П.А. Ольхов: У нас есть выступление, специально записанное для круглого стола Екатериной Григорьевной Тихомировой, доктором философских наук, профессором кафедры философии и мировых религий Донского государственного технического университета (это Ростов-на-Дону). К сожалению, Екатерина Григорьевна не смогла приехать и войти в живой разговор, но запись вполне пространная и, думаю, вполне уместная в нашем обсуждении.

Е.Г. Тихомирова: Множественные реальности и женская тема в “буддизме” Пелевина

Культурный кризис, начавшийся на рубеже XIX–XX вв., не стих в котле двух мировых войн. Политические, экономические, социальные, этические, эстетические структуры культуры до сих пор ощущают мощные афтершоки. В системах ценностей возникают новые разломы, обусловленные перестройкой мировоззрения субъекта: осмыслением меняющегося универсума – природы, общества и внутреннего мира. Климатические изменения, политические / экономические противоречия, возникновение мирового smart-пространства (smart-субъекта, smart-культуры) – все это в начале XXI в. еще более подтолкнуло процесс поиска новых общечеловеческих ценностей, стабильности Я и культуры. Этот поиск осуществляется субкультурами в разных направлениях, в том числе и в нашей отечественной – наиболее явно – в художественной литературе.

Наши писатели-философы начала эпохи кризиса – Достоевский, Толстой – пытались перекинуть мост над только разверзающейся пропастью: искали ответы в высокой нравственности – долге, справедливости, любви, боге. Однако эти культурные столпы, выделенные великими, не стали решением, а только подняли новые вопросы. Литература советского периода смотрела на эту «философию» сквозь красную призму, но данный подход результатов тоже не дал. Ощущение культурной пропасти продолжили воплощать авторы рубежа XX–XXI вв. (Егор Радов, Борис Фальков – околопелевинские писатели, пусть будет упомянут Захар Прилепин и другие «реалисты»). Наиболее яркими работами на пути философского поиска стабильности Я и мира, рефлексии культурного кризиса стали книги В.О. Пелевина.

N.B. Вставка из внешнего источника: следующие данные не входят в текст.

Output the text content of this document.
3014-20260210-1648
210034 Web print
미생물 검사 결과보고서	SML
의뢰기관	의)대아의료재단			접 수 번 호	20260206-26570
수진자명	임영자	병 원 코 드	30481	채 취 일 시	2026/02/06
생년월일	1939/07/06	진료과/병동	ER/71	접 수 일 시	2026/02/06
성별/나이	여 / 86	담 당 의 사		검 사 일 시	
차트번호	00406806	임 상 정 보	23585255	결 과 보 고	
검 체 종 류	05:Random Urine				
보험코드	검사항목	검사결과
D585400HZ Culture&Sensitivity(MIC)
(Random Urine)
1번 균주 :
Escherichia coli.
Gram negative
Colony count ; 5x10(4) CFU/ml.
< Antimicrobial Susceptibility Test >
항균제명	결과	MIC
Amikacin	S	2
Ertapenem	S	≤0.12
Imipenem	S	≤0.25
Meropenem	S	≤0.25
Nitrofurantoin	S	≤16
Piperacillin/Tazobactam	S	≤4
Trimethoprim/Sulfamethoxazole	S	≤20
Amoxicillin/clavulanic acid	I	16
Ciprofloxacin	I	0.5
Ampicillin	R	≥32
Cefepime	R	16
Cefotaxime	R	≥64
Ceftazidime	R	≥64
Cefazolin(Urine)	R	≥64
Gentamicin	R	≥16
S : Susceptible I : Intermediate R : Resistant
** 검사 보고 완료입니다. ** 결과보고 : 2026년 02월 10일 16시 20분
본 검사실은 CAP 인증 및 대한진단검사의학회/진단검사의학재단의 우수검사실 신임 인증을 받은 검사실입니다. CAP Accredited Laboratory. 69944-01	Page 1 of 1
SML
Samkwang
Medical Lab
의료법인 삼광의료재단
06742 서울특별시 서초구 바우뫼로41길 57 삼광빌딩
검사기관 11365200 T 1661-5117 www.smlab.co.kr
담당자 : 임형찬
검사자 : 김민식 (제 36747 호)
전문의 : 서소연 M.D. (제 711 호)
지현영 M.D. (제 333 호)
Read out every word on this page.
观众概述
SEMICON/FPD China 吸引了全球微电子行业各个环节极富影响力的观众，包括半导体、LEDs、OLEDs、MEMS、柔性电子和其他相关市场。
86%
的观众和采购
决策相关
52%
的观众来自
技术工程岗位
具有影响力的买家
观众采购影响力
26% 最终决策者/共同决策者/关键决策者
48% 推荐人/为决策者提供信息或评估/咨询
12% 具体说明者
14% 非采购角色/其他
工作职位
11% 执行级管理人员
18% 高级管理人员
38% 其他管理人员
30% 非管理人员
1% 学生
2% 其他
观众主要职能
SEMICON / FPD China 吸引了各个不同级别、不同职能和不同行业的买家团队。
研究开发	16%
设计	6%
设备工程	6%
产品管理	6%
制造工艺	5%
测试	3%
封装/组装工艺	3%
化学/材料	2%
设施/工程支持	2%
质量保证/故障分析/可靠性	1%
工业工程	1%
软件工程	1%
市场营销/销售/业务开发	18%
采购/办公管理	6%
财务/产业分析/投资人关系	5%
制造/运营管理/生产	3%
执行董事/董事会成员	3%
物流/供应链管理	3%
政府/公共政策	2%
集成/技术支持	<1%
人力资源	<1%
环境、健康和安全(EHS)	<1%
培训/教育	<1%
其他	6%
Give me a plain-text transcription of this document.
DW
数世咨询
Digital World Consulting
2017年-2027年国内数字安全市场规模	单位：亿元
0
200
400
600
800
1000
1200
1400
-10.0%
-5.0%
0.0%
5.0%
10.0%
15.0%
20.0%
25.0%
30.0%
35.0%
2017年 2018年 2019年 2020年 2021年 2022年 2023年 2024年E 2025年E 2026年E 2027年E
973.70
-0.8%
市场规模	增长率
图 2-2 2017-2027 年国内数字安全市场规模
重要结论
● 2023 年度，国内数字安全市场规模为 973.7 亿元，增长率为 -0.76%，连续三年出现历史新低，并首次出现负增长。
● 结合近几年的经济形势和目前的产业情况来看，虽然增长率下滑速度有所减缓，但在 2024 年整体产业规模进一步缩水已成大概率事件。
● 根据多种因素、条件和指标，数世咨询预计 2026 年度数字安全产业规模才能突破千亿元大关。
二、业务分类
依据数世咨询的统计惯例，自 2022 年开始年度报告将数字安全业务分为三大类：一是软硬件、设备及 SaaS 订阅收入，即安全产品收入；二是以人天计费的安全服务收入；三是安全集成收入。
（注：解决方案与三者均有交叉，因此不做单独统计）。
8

В 90-х Пелевин был широко известен в среде интеллектуалов – ученых, студентов, читающих и думающих людей. С течением времени его известность уменьшилась – в поклонниках остались только те, кто читал и изучал его с первых книг. Почему так произошло? Изменилась та самая интеллектуальная среда – она стала меньше. Новое поколение совсем другое, заманить его в «устаревший» поиск ответов сложно.

Новое поколение уже не поколение П, даже не Х и не Z. Оно не имеет четкой системы ценностей, имеет затруднения с культурной идентификацией. Это поколение smart, у которого нет информационной подготовки к прочтению подобных пелевинским текстов – нет базовой начитанности, владения понятиями и терминами философии. Сегодняшние молодые люди – сплошь студенты! – вооружены доступом во всезнающий Интернет, в котором совсем не знают, что искать. Новое поколение предпочитает короткие, в пару сотен знаков, «тексты» – посты и комментарии в социальных сетях, заголовки в новостных лентах. Smart-субъект обрел и утвердил для себя клиповое мышление – ограничил себя и свои способности восприятия, рефлексии безграничными возможностями smart-пространства. Однако это поколение имеет ожидания, жаждет духовного роста, ищет свой путь в культурном шторме. Этот поиск молодых близок пелевинскому, только располагается теперь в smart-пространстве.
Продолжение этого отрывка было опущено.